Aux antipodes de cette profusion, l’apparent dépouillement de la proposition du metteur en scène portugais est une autre munificence, aussi juste, aussi riche, aussi fascinante. Seuls en scènes avec les mots, deux exceptionnels acteurs-danseurs, Sofia Diaz et Vitor Roriz suscitent la présence de la reine égyptienne et du général romain, le désert et les rives du Nil, l’Orient et l’Occident, le conflit de la passion et du devoir, l’amour fou, une bataille navale, une mort annoncée, rêvée, niée et qui foudroie.

Malgré, cette fois, l’obstacle de la langue et du passage par le surtitrage (qui n’était nullement un problème dans le vortex Ostermeier), la finesse de l’écriture et de la mise en scène ouvre quelques mètres carrés de parquet à l’ampleur d’un mythe.
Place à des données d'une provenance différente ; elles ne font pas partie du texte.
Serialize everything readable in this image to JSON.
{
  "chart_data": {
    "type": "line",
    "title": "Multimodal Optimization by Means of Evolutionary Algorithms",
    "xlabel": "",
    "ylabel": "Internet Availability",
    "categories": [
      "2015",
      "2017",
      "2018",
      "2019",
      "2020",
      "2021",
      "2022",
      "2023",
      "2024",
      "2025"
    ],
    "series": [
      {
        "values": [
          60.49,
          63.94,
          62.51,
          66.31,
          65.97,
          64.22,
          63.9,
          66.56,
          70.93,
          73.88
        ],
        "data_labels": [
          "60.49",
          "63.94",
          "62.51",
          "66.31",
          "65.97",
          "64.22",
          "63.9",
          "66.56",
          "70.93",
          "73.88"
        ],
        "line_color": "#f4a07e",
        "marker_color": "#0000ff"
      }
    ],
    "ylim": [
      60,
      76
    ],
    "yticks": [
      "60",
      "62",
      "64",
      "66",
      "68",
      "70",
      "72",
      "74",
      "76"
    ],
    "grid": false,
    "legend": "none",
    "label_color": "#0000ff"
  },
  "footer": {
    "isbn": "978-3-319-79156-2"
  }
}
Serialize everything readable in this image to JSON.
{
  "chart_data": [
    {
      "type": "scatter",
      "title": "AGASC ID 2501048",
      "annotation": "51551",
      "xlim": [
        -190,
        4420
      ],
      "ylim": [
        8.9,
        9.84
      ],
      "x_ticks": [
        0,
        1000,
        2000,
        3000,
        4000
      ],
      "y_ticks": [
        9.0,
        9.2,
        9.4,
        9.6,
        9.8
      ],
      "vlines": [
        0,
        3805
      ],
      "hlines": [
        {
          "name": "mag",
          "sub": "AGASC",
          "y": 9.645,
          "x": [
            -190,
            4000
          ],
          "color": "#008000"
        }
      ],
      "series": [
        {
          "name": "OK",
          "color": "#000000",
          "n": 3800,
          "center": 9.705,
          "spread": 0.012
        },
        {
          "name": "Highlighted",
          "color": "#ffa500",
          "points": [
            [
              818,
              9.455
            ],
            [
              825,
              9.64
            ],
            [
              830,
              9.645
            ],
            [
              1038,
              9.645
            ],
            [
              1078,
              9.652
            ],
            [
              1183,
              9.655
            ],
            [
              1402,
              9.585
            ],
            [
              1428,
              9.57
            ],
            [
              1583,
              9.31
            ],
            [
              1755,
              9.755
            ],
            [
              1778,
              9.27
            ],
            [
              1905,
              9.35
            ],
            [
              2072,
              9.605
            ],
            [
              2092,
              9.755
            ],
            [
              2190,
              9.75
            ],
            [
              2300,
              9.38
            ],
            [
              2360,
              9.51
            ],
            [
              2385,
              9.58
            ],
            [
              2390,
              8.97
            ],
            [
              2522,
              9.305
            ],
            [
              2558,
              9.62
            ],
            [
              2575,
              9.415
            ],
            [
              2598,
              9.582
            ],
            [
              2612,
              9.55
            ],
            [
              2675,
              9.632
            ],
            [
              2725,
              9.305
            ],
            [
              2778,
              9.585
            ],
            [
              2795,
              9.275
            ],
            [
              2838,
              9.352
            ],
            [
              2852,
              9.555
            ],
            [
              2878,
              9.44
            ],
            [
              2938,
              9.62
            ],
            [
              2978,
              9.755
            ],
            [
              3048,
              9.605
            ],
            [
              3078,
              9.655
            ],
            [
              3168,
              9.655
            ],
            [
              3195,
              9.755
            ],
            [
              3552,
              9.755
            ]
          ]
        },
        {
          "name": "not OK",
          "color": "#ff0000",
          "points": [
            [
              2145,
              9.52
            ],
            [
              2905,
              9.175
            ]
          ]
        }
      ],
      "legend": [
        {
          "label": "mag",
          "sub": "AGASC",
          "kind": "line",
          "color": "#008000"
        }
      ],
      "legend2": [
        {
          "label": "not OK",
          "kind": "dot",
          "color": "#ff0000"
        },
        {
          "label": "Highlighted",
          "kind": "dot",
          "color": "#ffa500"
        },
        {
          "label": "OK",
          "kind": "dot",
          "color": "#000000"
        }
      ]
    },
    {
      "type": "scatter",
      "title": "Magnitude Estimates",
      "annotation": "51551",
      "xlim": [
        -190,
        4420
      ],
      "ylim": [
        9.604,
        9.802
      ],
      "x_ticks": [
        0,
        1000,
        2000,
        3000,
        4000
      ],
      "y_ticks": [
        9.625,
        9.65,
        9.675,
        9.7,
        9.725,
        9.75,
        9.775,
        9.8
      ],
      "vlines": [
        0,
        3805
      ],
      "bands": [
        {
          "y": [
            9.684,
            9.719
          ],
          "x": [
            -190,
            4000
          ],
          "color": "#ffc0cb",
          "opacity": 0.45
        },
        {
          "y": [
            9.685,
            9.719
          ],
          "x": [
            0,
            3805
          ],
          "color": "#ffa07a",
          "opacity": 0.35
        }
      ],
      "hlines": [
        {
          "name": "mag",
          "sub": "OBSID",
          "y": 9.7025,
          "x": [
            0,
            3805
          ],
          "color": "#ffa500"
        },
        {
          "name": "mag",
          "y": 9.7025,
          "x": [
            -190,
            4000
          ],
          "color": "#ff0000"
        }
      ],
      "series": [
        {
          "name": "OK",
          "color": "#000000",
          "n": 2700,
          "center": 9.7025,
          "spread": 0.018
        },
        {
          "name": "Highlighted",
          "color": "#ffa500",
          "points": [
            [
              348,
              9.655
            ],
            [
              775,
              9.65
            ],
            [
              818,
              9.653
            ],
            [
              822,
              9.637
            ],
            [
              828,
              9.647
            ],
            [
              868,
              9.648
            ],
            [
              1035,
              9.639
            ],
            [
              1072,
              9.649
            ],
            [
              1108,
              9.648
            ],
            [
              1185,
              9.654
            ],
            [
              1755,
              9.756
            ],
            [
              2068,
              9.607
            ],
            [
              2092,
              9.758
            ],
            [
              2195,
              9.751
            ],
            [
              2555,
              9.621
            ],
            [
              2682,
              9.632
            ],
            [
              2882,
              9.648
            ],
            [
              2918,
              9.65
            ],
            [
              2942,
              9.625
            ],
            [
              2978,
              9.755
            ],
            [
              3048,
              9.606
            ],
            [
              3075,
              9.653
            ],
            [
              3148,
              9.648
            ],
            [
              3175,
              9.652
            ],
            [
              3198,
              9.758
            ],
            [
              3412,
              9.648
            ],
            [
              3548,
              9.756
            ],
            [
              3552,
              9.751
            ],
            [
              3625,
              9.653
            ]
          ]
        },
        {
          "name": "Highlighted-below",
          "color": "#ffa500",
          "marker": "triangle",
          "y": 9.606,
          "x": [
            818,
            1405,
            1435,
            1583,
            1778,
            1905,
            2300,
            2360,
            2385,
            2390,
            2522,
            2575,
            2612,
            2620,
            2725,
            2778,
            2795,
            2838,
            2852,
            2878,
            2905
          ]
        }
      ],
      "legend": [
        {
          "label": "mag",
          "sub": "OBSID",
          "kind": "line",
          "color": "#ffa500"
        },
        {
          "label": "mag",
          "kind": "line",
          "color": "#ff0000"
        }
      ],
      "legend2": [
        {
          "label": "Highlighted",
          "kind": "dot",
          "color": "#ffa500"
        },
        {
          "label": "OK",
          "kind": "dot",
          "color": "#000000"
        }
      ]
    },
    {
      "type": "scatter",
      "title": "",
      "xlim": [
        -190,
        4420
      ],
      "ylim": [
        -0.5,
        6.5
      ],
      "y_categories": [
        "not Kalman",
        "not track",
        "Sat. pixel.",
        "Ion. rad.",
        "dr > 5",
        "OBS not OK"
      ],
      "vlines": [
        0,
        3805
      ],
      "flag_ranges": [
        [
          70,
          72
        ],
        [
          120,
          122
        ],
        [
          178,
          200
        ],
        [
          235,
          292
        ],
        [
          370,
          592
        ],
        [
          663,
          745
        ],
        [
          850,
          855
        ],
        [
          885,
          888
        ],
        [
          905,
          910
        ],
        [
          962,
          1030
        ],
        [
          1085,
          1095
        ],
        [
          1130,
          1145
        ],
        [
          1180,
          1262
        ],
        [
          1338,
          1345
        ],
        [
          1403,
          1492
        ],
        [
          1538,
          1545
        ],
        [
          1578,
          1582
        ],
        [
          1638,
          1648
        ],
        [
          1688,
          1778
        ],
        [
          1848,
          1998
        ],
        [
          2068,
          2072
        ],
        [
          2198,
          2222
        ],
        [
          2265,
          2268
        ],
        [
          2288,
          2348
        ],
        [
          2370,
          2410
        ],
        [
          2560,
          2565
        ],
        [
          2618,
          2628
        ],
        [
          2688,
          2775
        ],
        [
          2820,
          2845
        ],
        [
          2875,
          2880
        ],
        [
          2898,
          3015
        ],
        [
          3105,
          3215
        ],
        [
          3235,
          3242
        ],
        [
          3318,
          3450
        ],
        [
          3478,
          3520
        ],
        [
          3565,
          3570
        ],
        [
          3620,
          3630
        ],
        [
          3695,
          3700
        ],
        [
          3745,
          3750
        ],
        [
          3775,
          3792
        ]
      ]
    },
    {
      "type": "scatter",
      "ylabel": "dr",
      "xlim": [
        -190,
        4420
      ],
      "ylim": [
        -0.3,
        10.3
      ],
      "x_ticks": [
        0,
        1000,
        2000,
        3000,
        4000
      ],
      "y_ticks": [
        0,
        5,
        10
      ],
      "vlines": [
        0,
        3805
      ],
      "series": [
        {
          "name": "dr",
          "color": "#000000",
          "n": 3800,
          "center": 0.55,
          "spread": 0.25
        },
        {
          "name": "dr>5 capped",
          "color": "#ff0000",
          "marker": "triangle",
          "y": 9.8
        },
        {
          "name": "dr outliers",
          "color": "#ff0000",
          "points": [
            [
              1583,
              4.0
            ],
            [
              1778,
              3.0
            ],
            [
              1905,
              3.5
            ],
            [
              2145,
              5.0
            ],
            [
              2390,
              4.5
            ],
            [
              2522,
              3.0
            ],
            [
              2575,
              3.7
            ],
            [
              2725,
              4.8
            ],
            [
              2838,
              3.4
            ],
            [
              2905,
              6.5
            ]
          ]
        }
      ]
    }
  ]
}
3.Le parcours de Patrice ChéreauTranssubstantiation

Cette transsubstantiation extrême aura été un des horizons de tout le travail de Patrice Chéreau, auquel la Collection Lambert consacre une très considérable exposition. Considérable, étrange, agaçante, et finalement réjouissante. Considérable par la quantité de documents et œuvres assemblés, qui permet ici de consulter dans des vitrines les notes prises par le jeune Patrice sur les textes de ses premières mises en scène, là de redécouvrir en vidéo des extraits de sa mise en scène de la tétralogie de Wagner, ailleurs d’admirer, éventuellement avec nostalgie si on les a connus vivants, les décors conçus par Richard Peduzzi pour d’inoubliables Hamlet, Woyzeck, Lucio Silla, Dans la solitude des champs de coton (X3), Phèdre… Et, un peu partout, rencontrer des grandes œuvres plastiques, certaines prélevées à travers toute l’histoire de l’art et supposées faire écho à tel ou tel aspect du travail de Chéreau, d’autres, contemporaines, issues des richesses de la Collection Ivon Lambert.

Lacunes et redondances qui finissent par rendre justice au complexe  metteur en scène

La pertinence de certains choix vis-à-vis du thème de l’exposition laisse parfois perplexe, mais souvent il advient qu’on passe outre, au vu de la qualité intrinsèque de nombre des tableaux, dessins et statues exposés. Géricault ici, Twombly là, Goya, Grosz et Marlene Dumas, tiens, une admirable photo de Chéreau et Pascal Greggory par Avedon.

Cela s’appliquerait d’ailleurs à l’ensemble de l’exposition: on trouverait mille réserves à faire quant à l’évocation précise et exhaustive du parcours de Patrice Chéreau, metteur en scène de théâtre et d’opéra, concepteur et directeur de l’aventureux paquebot des Amandiers de Nanterre, cinéaste au parcours complexe, inspiré et inégal, acteur, personnage public et engagé. Arrive le moment où cela n’importe plus guère, où les lacunes et les redondances finissent par rendre justice autrement à ce que fut et à ce qui fit Patrice Chéreau. Le moment  où toute entreprise illustrative paraît dérisoire, mais qui laisse place à un imaginaire habité par lui, dont chacun fera ce qu’il veut, ou ce qu’il peut. Et c’est sans doute aussi bien ainsi.